Die Veröffentlichung hat insbesondere wegen der päpstlichen Kritik an der Formulierung der ‚Versuchungsbitte‘ (S. 95f.) „Und führe uns nicht in Versuchung“ öffentliche Aufmerksamkeit erregt (vgl. z. B. Ohm, Lena: Die Sache mit der Versuchung im Vaterunser, https://www.evangelisch.de/inhalte/147361/08-12-2017/papst-franziskus-vaterunser-uebersetzung-versuchung, Zugriff: 05.03.19). Jedoch sind die im Kapitel enthaltenen Gedanken nicht neu, sondern in theologischen Kontexten auch in der Vergangenheit schon diskutiert worden (vgl. u. a. Söding, Thomas (Hrg.): Führe uns nicht in Versuchung. Das Vaterunser in der Diskussion. Freiburg: Herder, 2018). Diese öffentliche Rezeption kann für Religionslehrkräfte hilfreich sein, wenn sie religiöse und theologische Diskurse in der Öffentlichkeit mit Schüler*innen nachvollziehen wollen.

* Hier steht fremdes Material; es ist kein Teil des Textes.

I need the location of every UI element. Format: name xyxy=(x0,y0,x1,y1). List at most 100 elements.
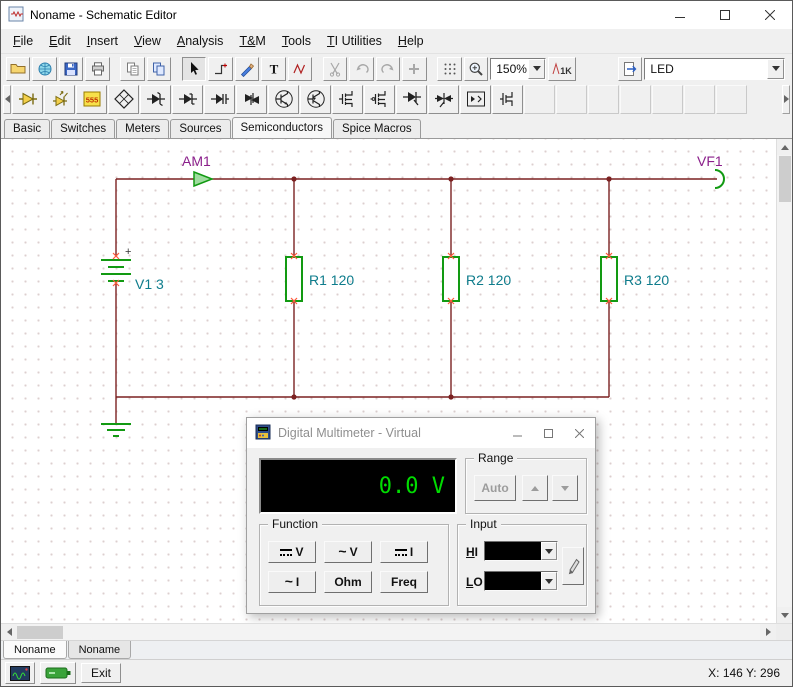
component-igbt-button[interactable] xyxy=(492,85,523,114)
sheet-tab-noname-1[interactable]: Noname xyxy=(3,641,67,659)
copy-button[interactable] xyxy=(120,57,144,81)
component-pnp-transistor-button[interactable] xyxy=(300,85,331,114)
schematic-canvas[interactable]: + AM1 VF1 V1 3 R xyxy=(1,138,792,623)
scroll-left-button[interactable] xyxy=(1,624,17,640)
component-zener-diode-button[interactable] xyxy=(140,85,171,114)
vertical-scrollbar[interactable] xyxy=(776,139,792,623)
hi-combo-drop-button[interactable] xyxy=(541,542,557,560)
vertical-scroll-thumb[interactable] xyxy=(779,156,791,202)
menu-tools[interactable]: Tools xyxy=(274,31,319,51)
multimeter-maximize-button[interactable] xyxy=(533,418,564,448)
tab-basic[interactable]: Basic xyxy=(4,119,50,139)
component-search-combo[interactable]: LED xyxy=(644,58,785,80)
tab-semiconductors[interactable]: Semiconductors xyxy=(232,117,332,138)
component-triac-button[interactable] xyxy=(428,85,459,114)
lo-combo-drop-button[interactable] xyxy=(541,572,557,590)
sheet-tab-noname-2[interactable]: Noname xyxy=(68,641,132,659)
macro-button[interactable] xyxy=(618,57,642,81)
open-from-web-button[interactable] xyxy=(32,57,56,81)
circuit-wires[interactable] xyxy=(116,179,717,423)
ac-1k-button[interactable]: 1K xyxy=(548,57,576,81)
save-button[interactable] xyxy=(59,57,83,81)
exit-button[interactable]: Exit xyxy=(81,663,121,683)
probe-button[interactable] xyxy=(562,547,584,585)
minimize-button[interactable] xyxy=(657,1,702,29)
component-varicap-diode-button[interactable] xyxy=(204,85,235,114)
cut-button[interactable] xyxy=(323,57,347,81)
menu-view[interactable]: View xyxy=(126,31,169,51)
waveform-tool-button[interactable] xyxy=(288,57,312,81)
dc-current-button[interactable]: I xyxy=(380,541,428,563)
component-optocoupler-button[interactable] xyxy=(460,85,491,114)
zoom-button[interactable] xyxy=(464,57,488,81)
scroll-up-button[interactable] xyxy=(777,139,793,155)
text-tool-button[interactable]: T xyxy=(261,57,285,81)
component-diode-button[interactable] xyxy=(12,85,43,114)
menu-analysis[interactable]: Analysis xyxy=(169,31,232,51)
function-button-label: Ohm xyxy=(334,575,361,589)
open-button[interactable] xyxy=(6,57,30,81)
component-scr-button[interactable] xyxy=(396,85,427,114)
multimeter-title-bar[interactable]: Digital Multimeter - Virtual xyxy=(247,418,595,448)
dc-voltage-button[interactable]: V xyxy=(268,541,316,563)
scroll-down-button[interactable] xyxy=(777,607,793,623)
component-scroll-right[interactable] xyxy=(782,85,790,114)
instrument-mode-button[interactable] xyxy=(5,662,35,684)
component-npn-transistor-button[interactable] xyxy=(268,85,299,114)
maximize-button[interactable] xyxy=(702,1,747,29)
hi-input-combo[interactable] xyxy=(484,541,558,561)
menu-help[interactable]: Help xyxy=(390,31,432,51)
pen-tool-button[interactable] xyxy=(235,57,259,81)
component-led-button[interactable] xyxy=(44,85,75,114)
range-up-button[interactable] xyxy=(522,475,548,501)
menu-insert[interactable]: Insert xyxy=(79,31,126,51)
menu-ti-utilities[interactable]: TI Utilities xyxy=(319,31,390,51)
freq-button[interactable]: Freq xyxy=(380,571,428,593)
voltage-pin-label: VF1 xyxy=(697,153,723,169)
tab-spice-macros[interactable]: Spice Macros xyxy=(333,119,421,139)
close-button[interactable] xyxy=(747,1,792,29)
component-bridge-rectifier-button[interactable] xyxy=(108,85,139,114)
menu-tm[interactable]: T&M xyxy=(231,31,273,51)
tab-sources[interactable]: Sources xyxy=(170,119,230,139)
component-diac-button[interactable] xyxy=(236,85,267,114)
zoom-combo-drop-button[interactable] xyxy=(528,59,545,79)
tab-switches[interactable]: Switches xyxy=(51,119,115,139)
paste-button[interactable] xyxy=(147,57,171,81)
battery-icon xyxy=(45,666,71,680)
component-nmos-transistor-button[interactable] xyxy=(332,85,363,114)
grid-toggle-button[interactable] xyxy=(437,57,461,81)
zoom-level-combo[interactable]: 150% xyxy=(490,58,546,80)
ammeter-symbol[interactable] xyxy=(194,172,212,186)
voltage-source-symbol[interactable] xyxy=(101,260,131,281)
wire-tool-button[interactable] xyxy=(208,57,232,81)
add-button[interactable] xyxy=(402,57,426,81)
component-pmos-transistor-button[interactable] xyxy=(364,85,395,114)
ground-symbol[interactable] xyxy=(101,424,131,436)
multimeter-close-button[interactable] xyxy=(564,418,595,448)
range-auto-button[interactable]: Auto xyxy=(474,475,516,501)
scroll-right-button[interactable] xyxy=(760,624,776,640)
redo-button[interactable] xyxy=(376,57,400,81)
multimeter-minimize-button[interactable] xyxy=(502,418,533,448)
component-combo-drop-button[interactable] xyxy=(767,59,784,79)
power-mode-button[interactable] xyxy=(40,662,76,684)
lo-input-combo[interactable] xyxy=(484,571,558,591)
component-scroll-left[interactable] xyxy=(3,85,11,114)
print-button[interactable] xyxy=(85,57,109,81)
menu-edit[interactable]: Edit xyxy=(41,31,79,51)
horizontal-scrollbar[interactable] xyxy=(1,623,776,640)
ac-voltage-button[interactable]: V xyxy=(324,541,372,563)
component-timer-555-button[interactable]: 555 xyxy=(76,85,107,114)
range-down-button[interactable] xyxy=(552,475,578,501)
schottky-diode-icon xyxy=(177,88,199,110)
undo-button[interactable] xyxy=(349,57,373,81)
component-schottky-diode-button[interactable] xyxy=(172,85,203,114)
ac-current-button[interactable]: I xyxy=(268,571,316,593)
select-tool-button[interactable] xyxy=(182,57,206,81)
tab-meters[interactable]: Meters xyxy=(116,119,169,139)
multimeter-dialog[interactable]: Digital Multimeter - Virtual 0.0 V Range… xyxy=(246,417,596,614)
ohm-button[interactable]: Ohm xyxy=(324,571,372,593)
menu-file[interactable]: File xyxy=(5,31,41,51)
horizontal-scroll-thumb[interactable] xyxy=(17,626,63,639)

Das Kapitel „Sondern erlöse uns von dem Bösen“ diskutiert die Bedeutung des Bösen, des Satans mit Rückgriff auf die Unkrautmetapher (Mt 13,29). Mit diesem Kapitel könnte im Bereich Auslegung von Gleichnissen im Religionsunterricht gearbeitet werden.

Insgesamt ist die Veröffentlichung für den schulischen Einsatz im evangelischen oder konfessionell-kooperativen Religionsunterricht nur bedingt zu empfehlen; sie wurde dafür jedoch auch nicht gezielt erstellt. Weder die assoziative Interviewform noch die Inhalte sind von Schüler*innen mit wenig Vorkenntnissen erarbeitbar. Das neue Lesen des Gebets Jesu in verschiedenen Facetten als Lernziel im evangelischen wie auch im konfessionell-kooperativen Religionsunterricht einzubinden, ist eine essentielle Forderung, die sich aus meiner Sicht aus der Veröffentlichung des Papstes ableiten kann.